Pada foto tersebut para penandu sedang berjalan menuju halaman cepuri, ritual selanjutnya diadakan di halaman Cepuri, di mana terdapat dua bongkah batu keramat yang dipercaya sebagai tempat bertemunya raja raja Jogja dan Ratu Kidul, sejak zaman Panembahan Senopati.

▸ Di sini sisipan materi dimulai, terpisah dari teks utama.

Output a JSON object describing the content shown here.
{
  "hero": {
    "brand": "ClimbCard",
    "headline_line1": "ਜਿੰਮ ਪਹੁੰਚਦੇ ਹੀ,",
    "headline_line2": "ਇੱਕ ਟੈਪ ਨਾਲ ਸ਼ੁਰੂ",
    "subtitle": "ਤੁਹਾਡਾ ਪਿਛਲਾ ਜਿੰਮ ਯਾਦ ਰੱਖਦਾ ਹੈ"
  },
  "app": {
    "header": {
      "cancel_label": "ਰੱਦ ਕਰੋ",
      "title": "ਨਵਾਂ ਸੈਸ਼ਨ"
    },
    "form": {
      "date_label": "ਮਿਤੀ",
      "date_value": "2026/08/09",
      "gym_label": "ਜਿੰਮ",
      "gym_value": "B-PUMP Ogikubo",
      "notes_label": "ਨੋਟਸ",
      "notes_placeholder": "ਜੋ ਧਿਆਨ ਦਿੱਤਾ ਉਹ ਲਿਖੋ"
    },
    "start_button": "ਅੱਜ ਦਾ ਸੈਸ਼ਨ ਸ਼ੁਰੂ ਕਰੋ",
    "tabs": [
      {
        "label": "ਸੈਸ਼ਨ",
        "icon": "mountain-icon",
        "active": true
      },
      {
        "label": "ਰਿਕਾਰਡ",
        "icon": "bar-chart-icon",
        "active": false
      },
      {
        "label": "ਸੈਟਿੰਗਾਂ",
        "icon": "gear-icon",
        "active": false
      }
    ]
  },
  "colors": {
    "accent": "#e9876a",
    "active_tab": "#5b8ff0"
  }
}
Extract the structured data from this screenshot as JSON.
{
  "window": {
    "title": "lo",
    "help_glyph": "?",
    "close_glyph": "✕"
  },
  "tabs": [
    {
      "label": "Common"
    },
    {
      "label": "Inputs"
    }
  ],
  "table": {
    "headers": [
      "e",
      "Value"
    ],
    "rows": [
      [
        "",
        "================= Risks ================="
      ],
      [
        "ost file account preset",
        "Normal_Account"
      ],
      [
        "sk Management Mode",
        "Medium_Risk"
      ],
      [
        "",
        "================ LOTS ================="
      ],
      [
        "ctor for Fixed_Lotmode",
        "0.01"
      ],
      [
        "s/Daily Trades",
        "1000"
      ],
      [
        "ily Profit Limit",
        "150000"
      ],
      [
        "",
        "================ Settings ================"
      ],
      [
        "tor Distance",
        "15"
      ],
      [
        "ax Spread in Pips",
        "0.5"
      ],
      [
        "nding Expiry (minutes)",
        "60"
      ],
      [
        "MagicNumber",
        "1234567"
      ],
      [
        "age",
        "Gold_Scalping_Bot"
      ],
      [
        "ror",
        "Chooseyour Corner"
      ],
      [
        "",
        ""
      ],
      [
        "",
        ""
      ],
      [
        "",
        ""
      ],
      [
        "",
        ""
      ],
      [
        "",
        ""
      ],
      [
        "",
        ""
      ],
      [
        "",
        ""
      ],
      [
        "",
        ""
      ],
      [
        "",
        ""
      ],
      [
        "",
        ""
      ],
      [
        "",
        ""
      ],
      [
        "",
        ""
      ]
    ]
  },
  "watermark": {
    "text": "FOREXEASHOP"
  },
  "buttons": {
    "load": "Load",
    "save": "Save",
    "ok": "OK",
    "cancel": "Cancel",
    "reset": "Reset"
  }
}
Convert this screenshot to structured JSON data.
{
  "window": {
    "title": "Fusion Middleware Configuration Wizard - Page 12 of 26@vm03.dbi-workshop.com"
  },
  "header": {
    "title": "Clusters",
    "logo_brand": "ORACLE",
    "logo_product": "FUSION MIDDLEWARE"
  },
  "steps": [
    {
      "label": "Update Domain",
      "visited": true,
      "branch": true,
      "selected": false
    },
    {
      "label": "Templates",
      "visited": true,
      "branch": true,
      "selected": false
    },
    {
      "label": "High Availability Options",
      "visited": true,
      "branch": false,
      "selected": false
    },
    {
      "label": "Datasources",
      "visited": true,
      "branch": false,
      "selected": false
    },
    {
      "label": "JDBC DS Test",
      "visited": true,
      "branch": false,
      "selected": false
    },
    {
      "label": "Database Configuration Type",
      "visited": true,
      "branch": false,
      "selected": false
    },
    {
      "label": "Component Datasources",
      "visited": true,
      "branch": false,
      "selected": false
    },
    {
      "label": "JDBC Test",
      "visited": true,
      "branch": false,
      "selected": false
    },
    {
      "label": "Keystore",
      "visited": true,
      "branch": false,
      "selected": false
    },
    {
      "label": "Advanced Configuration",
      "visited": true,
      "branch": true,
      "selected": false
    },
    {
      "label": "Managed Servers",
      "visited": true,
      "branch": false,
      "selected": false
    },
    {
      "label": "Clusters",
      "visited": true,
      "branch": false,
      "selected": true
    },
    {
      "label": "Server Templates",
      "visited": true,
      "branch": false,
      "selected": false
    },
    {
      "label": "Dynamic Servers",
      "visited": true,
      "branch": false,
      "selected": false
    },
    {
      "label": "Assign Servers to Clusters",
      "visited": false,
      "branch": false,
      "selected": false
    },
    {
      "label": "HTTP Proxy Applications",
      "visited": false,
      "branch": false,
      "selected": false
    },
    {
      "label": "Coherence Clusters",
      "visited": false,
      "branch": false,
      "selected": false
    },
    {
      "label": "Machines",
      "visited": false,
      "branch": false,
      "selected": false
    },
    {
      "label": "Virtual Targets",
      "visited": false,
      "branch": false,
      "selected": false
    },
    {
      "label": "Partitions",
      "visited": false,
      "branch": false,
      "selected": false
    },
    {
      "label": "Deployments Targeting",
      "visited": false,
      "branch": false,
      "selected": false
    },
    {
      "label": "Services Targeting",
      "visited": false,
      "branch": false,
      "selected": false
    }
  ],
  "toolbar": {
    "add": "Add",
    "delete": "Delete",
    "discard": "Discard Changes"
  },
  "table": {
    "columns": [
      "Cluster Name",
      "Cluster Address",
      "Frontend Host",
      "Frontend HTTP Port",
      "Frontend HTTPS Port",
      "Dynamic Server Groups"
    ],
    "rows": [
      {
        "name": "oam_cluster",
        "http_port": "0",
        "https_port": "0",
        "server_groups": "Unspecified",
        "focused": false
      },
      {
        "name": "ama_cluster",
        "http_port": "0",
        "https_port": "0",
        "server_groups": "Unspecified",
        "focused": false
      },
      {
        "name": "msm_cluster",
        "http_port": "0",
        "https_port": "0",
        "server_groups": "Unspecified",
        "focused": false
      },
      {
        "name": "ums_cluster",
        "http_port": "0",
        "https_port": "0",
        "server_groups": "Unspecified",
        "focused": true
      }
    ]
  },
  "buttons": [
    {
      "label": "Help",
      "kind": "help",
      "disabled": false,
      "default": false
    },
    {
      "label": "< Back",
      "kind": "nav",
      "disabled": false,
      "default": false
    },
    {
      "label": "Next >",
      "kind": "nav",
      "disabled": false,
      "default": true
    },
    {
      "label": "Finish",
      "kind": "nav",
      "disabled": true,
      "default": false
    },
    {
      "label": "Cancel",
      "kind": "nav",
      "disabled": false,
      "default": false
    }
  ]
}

Usai ritual di Cepuri, Uba rampe dibawa menuju tepi pantai oleh para Abdi Dalem dan Tim SAR Kawasan Parangtritis untuk dilarung ke laut. Sejumlah abdi dalem membawa sesaji untuk prosesi Labuhan Parangkusumo di Pantai parangkusumo, Bantul DI Yogyakarta. Prosesi adat yang dilaksanakan oleh Keraton Yogyakarta setiap satu tahun sekali tersebut merupakan bentuk puji syukur kepada Tuhan Yang Maha Esa yang dilaksanakan dalam yang rangkaian Tingalan Dalem Jumenengan atau peringatan bertahtanya Sri Sultan Hamengku Buwono X.
Setibanya di tepi pantai, para Abdi dalem melakukan ritual doa. prosesi ini salah satu hal yang bisa menyukseskan ritual yang di tunjukan untuk lebih menonjolkan bahwa kelestarian dari adat labuhan keraton masih berjalan dengan baik.
Setelah ritual doa selesai dilanjutkan dengan melarung Uba rampe dengan dibantu masyarakat sekitar yang menghormati adat labuhan, hampir seluruh warga turut serta dalam kirab dengan mengenakan berbagai macam busana. Uba rampe yang diusung dengan tandu juga beraneka ragam. Ini adalah Titik akhir kirab yang menjadi tempat dilabuhnya berbagai macam Uba rampe yaitu Pantai Parangkusumo.
Pada foto ini terlihat Abdi Dalem yang membawa sesaji untuk dilarung atau dihanyutkan ke Laut Selatan. Melarung sejumlah sesaji dan Uba rampe ke laut di bawah terang matahari, acara labuhan mencapai puncaknya.